Jenseitskontakte in der Kirche


Spiritualismus – die Religion mit den Jenseitskontakten

 

Die jenseitige Kommunikation mit lieben Verstorbenen ist so alt wie die Menschheit – durch alle Epochen und alle Ethnien wurde mit den Ahnen kommuniziert. Der moderne Spiritualismus, wie er heute praktiziert wird, hielt 1848 seinen Einzug, und nahm während der beiden Weltkriege an Popularität zu.

Statue auf Friedhof

Der Spiritualismus ist eine Religion, die – wie die meisten großen Weltreligionen – die Anwesenheit einer Quelle, Schöpferkraft (Gott) anerkennt.
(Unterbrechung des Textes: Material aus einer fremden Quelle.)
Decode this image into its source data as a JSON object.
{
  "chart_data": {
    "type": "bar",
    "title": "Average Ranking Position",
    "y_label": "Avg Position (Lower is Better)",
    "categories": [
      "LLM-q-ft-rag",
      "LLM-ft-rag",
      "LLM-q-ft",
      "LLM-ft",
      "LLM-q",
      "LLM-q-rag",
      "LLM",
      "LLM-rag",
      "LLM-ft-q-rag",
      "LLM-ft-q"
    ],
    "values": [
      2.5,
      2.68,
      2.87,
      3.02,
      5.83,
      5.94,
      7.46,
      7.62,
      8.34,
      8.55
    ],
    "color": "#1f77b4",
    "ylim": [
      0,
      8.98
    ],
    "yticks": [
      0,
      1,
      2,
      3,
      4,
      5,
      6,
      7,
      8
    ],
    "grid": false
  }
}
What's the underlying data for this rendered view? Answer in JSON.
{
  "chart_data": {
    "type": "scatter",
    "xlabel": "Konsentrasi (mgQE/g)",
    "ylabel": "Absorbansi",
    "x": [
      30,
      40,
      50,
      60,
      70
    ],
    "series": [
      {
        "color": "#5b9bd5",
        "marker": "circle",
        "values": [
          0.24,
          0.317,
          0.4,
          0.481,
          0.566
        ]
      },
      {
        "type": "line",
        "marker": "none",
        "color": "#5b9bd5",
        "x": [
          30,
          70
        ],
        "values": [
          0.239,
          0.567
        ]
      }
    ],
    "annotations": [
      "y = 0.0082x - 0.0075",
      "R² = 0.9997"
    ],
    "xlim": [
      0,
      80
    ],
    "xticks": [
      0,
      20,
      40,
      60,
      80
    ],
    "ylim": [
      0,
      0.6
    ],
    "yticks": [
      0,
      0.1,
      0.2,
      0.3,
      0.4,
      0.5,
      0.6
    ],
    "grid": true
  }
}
Der größte Unterschied bei den Spiritualisten ist die Tatsache, dass bei jedem Gottesdienst ein Jenseitsmedium anwesend ist, das den Hinterbliebenen Botschaften von den lieben Verstorbenen in der geistigen Welt übermittelt. Die sogenannten „Verstorbenen“ werden Kommunikatoren genannt. Denn, wäre wirklich jemand verstorben, wäre die Kommunikation nicht möglich.

Beweise für das Leben nach dem Leben durch die übermittelten Details erhält der Angehörige die Gewissheit, dass die Persönlichkeit den physischen Tod überlebt und dass der geliebte Mensch nun körperlos existiert, sowie weiterhin am Leben der Angehörigen im Diesseits teilnimmt.

In England gibt es über 2000 spiritualistische Kirchen, 350 davon innerhalb der Spiritualists‘ National Union (die SNU ist die weltweit größte spiritualistische Vereinigung). Die SNU wurde im Jahre 1901 als Religion anerkannt.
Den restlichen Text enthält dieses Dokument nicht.